東京高等裁判所 昭和27年(ネ)1297号 判決
以下は、判例タイムズに掲載された記事をそのまま収録しています。オリジナルの判決文ではありません。
(事實と判斷)本件で問題となつているのは、仮登記仮処分命令が発せられた当時、仮登記義務者が既に死亡していた場合、その仮登記の効力如何ということである。本件判決は原審と同様右仮登記は有効であると判断している。
「昭和六年十一月十一日被控訴人が本件土地につき仮処分命令を得た当時、仮処分命令上登記義務者とせられた訴外長田覚太郞が既に死亡し訴外長田覚太郞が家督相続をなしていたことは当事者間に争のない事実である。
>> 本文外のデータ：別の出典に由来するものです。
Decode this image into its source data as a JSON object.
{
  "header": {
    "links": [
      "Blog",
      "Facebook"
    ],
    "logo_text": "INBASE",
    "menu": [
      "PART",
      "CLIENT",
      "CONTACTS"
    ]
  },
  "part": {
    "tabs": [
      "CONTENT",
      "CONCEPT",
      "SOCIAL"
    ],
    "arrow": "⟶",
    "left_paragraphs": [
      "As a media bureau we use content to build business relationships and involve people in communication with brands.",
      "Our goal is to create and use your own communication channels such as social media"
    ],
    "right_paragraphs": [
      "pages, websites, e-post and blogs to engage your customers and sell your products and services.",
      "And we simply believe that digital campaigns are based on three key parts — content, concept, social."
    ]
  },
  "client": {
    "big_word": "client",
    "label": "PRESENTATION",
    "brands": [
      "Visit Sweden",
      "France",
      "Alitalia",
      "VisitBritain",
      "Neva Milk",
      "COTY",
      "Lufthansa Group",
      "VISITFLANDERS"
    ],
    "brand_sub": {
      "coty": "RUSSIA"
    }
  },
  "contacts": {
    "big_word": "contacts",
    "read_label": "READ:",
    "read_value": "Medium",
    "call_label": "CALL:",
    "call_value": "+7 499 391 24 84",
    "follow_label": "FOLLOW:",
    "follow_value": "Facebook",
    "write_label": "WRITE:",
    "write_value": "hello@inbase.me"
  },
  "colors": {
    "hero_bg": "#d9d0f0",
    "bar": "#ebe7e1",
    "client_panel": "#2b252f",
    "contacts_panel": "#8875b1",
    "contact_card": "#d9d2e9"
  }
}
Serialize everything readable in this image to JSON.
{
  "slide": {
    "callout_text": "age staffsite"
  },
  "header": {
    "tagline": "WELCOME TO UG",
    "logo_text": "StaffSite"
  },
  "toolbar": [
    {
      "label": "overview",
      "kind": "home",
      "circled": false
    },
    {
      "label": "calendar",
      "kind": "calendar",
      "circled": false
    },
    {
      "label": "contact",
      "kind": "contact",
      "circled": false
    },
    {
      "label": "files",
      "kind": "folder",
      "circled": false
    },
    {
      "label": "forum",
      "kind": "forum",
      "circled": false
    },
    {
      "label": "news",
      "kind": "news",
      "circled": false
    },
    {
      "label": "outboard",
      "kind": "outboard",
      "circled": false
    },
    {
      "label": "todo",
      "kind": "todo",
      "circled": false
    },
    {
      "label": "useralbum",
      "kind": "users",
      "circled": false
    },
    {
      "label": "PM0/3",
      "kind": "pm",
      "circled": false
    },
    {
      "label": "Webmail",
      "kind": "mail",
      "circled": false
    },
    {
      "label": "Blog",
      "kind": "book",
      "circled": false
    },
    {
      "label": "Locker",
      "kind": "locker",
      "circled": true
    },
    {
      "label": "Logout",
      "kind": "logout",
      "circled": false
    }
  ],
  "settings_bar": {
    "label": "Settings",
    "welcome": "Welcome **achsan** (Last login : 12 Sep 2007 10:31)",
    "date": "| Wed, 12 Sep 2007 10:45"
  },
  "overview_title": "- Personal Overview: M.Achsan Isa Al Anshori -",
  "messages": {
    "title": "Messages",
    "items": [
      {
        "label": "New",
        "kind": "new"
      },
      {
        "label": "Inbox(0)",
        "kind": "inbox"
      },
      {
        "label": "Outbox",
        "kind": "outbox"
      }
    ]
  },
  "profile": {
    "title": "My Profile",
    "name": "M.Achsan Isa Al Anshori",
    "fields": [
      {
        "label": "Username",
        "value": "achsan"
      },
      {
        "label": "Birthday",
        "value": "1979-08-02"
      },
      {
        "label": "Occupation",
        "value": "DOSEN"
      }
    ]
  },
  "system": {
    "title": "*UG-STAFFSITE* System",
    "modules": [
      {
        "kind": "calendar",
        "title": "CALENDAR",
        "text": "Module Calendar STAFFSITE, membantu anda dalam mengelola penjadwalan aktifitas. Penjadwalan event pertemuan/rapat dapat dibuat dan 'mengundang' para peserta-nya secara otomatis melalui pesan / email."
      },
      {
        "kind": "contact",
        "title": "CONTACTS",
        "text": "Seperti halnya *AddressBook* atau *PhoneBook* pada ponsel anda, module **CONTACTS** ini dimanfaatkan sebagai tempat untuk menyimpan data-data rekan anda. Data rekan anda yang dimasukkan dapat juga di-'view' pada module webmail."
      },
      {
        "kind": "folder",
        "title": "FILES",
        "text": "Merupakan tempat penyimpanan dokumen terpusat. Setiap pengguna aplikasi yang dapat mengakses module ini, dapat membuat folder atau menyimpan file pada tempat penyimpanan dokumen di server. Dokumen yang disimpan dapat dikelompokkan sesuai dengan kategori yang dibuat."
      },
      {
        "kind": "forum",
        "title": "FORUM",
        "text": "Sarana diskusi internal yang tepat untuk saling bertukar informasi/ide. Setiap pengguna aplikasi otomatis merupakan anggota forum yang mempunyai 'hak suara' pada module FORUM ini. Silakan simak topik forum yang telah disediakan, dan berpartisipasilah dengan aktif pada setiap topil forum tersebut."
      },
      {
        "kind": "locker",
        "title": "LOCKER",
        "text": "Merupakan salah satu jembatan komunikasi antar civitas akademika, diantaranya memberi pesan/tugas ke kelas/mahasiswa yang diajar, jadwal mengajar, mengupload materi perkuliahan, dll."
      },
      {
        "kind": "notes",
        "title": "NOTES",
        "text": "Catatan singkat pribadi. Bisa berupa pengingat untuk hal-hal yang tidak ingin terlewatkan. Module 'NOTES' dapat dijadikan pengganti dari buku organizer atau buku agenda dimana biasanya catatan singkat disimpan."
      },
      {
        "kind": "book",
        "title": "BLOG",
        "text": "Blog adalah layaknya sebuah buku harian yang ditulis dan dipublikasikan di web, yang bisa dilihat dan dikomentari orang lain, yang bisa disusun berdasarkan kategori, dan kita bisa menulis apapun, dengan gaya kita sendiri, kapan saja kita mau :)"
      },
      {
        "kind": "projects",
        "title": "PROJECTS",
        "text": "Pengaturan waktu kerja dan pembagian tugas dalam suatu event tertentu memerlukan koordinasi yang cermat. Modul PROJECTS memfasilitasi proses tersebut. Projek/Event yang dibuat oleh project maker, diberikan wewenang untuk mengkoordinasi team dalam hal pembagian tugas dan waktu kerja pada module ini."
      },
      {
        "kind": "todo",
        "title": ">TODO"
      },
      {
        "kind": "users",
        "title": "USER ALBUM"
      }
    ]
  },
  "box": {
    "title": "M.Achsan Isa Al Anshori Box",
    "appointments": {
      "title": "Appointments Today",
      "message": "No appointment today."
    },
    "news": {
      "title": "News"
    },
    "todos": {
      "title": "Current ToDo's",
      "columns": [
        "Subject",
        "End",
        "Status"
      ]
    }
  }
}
しかし仮処分命令による仮登記は、仮登記権利者の申請による裁判所の命令に基き裁判所が登記所に嘱託してこれを行うもので、その間何等登記義務者の行為を必要とするものでないから、仮登記仮処分命令に登記義務者として表示せられた者が既に死亡していたということで、その仮処分命令及びこれに基く仮登記の効力を妨げられることがない。故に本件の場合に既に死亡した訴外長田覚太郞を登記義務者と表示してなされた本件仮処分命令による仮登記が無効のものであるとする控訴人の主張は理由がない。」